In 2016 the SAT will undergo a major revision, meaning that Michigan public school students will be faced with not only a new test, but a newly revised test. If the SAT is to be used to measure students’ performance in school-related subjects, the content validity of the SAT is questionable. The SAT was designed to predict college success—not the achievement of all students across all curricula.

The ACT reports five major scores: Mathematics, Science Reasoning, Reading, English and a Composite Score as well as subtest scores for the following: English, Usage/Mechanics and Rhetorical Skills; Mathematics, Pre-Algebra, Algebra and Coordinate Geometry, Plane Geometry and Trigonometry; Reading, Social Studies and Science, and Arts and Literature. This is excellent coverage of the state mandated Michigan Merit Curriculum and a boon to teachers in all subject areas since teachers can use test results to improve instruction.

Standardized tests must have as their primary (and some would argue—only) purpose the well-being of students! This is the missing factor in the rush to test every student, almost every year. All other rationale and justification for testing of students pales by comparison.

The use of test data for other purposes (political, administrative or social) has little merit.
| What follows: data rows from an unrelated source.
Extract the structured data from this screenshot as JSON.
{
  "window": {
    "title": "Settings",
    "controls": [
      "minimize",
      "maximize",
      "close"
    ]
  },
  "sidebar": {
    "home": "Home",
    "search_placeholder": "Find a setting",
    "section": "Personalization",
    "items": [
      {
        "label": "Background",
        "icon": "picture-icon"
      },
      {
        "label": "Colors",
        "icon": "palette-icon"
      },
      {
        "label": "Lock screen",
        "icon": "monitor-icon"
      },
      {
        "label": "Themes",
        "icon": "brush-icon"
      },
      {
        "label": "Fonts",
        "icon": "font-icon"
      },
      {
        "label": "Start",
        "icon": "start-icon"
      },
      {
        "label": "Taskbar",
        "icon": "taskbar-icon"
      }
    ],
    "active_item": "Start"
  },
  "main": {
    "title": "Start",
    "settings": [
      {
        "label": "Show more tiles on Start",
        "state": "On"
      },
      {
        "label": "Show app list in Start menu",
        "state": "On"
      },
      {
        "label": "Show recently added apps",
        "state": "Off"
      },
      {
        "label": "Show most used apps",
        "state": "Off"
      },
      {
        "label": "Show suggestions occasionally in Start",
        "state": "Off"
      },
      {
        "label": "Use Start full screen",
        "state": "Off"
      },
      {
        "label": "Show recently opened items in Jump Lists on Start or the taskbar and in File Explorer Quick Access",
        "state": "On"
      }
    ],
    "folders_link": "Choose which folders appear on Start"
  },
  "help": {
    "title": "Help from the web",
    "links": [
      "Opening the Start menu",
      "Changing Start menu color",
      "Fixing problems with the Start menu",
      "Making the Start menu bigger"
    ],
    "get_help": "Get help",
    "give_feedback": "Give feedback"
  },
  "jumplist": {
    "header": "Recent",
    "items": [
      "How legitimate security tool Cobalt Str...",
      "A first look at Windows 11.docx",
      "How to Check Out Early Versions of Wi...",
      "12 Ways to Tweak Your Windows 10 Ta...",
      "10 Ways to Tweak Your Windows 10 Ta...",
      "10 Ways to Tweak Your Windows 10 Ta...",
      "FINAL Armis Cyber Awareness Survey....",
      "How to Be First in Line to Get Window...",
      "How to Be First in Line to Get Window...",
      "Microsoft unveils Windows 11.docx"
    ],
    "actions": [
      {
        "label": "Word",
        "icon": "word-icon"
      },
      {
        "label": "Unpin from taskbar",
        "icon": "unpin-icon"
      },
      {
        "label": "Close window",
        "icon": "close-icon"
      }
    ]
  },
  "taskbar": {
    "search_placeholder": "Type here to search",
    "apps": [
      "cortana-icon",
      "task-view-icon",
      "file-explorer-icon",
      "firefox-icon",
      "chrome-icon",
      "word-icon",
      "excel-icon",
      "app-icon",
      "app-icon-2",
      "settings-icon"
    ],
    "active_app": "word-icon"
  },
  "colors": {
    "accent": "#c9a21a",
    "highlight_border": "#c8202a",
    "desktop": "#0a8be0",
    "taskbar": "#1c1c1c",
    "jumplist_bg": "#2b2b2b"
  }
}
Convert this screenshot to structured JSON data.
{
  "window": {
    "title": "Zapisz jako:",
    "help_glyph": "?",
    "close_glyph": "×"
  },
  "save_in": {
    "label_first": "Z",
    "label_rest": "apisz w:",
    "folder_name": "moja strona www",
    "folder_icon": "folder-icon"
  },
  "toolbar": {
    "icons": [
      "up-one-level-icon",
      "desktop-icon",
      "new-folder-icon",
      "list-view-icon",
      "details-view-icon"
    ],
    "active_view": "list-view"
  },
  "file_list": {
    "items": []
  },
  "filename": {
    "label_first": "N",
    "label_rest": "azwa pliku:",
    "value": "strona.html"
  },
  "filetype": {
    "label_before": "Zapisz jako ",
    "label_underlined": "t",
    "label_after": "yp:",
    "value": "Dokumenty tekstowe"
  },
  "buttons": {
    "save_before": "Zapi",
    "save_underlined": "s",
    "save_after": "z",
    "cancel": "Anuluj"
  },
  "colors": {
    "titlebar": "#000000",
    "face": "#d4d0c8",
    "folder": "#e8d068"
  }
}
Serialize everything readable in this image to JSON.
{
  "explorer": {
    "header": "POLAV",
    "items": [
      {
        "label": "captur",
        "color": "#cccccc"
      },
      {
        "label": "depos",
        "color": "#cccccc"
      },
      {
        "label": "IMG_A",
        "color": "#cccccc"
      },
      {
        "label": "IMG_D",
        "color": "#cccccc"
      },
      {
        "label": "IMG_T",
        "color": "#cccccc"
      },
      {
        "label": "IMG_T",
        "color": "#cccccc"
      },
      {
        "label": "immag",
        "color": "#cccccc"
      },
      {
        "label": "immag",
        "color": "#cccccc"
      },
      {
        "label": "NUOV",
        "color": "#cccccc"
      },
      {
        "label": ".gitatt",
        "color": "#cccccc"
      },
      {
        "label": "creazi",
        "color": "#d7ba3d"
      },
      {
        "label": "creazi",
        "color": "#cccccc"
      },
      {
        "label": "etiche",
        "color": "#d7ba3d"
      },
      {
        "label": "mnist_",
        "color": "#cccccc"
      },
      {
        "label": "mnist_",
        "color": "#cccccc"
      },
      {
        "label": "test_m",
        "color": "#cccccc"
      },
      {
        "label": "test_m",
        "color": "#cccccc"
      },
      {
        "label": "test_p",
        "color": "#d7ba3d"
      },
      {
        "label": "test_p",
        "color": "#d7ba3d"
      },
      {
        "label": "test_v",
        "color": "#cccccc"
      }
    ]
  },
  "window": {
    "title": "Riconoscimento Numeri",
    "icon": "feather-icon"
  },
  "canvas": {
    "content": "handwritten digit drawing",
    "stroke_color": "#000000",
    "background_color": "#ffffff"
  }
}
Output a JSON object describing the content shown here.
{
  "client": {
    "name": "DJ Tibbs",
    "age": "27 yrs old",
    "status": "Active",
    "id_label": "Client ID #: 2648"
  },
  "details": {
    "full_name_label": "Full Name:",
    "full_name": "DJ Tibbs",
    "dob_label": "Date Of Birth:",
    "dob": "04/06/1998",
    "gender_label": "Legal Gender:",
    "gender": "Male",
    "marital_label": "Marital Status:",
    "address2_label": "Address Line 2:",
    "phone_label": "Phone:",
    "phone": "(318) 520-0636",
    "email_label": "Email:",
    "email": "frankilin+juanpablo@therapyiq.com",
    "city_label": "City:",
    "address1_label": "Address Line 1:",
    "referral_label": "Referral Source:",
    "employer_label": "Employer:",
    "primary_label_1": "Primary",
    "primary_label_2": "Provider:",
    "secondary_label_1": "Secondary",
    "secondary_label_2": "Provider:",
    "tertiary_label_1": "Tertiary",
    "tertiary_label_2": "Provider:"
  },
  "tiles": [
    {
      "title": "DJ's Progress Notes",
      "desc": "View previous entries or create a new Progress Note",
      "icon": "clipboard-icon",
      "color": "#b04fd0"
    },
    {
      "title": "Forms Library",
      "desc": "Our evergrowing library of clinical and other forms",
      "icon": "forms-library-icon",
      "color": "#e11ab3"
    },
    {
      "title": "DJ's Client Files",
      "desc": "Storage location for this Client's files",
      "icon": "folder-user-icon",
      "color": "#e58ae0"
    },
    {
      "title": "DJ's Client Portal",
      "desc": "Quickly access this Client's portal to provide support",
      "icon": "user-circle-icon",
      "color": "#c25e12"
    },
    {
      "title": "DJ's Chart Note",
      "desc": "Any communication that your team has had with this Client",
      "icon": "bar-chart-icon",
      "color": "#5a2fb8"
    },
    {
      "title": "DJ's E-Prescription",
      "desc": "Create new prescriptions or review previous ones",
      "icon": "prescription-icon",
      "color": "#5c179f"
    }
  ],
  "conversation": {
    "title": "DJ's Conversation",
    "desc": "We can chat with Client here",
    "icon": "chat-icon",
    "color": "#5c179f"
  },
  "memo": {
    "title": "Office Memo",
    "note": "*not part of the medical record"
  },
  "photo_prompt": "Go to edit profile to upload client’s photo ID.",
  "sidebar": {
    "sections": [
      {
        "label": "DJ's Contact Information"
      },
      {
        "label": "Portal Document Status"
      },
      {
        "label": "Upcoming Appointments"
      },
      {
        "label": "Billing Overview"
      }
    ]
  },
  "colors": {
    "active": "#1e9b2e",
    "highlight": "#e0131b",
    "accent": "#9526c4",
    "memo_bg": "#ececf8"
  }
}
It is interesting to note that of all the stakeholders in the assessment “game,” the test takers are virtually ignored.  Assessment data that does not relate to students’ welfare is not justified. Testing programs must be student-centered with students and parents receiving thorough and complete individual interpretation of scores. 

Questions about tests and test scores should be: “What assessments are best for our students?” Is the school system using the results of the testing program to better inform teachers about instruction? Do the test results accurately reflect what is being taught in schools? Will the test results assist our students as they progress through the school system and help them (and their parents) make informed decisions?

Answers to these questions should guide decision-makers in developing testing programs. If not, why should students perform at their maximum levels? Students (and parents) are not now invested in test results because they do not see any connection between test results and instructional, educational, curricular and career decisions. That is why there is a parental movement to have children not participate in standardized testing programs. 

In 1787 Abigail Adams wrote to her husband, “I long to hear that you have declared an independency. And, by the way, in the new code of laws which I suppose it will be necessary for you to make, I desire you would remember the ladies and be more generous and favorable to them than your ancestors.”

I would ask all those in authority who make decisions regarding assessment programs: Remember the students and be generous and favorable to them. They are the primary reason we have schools and school programs.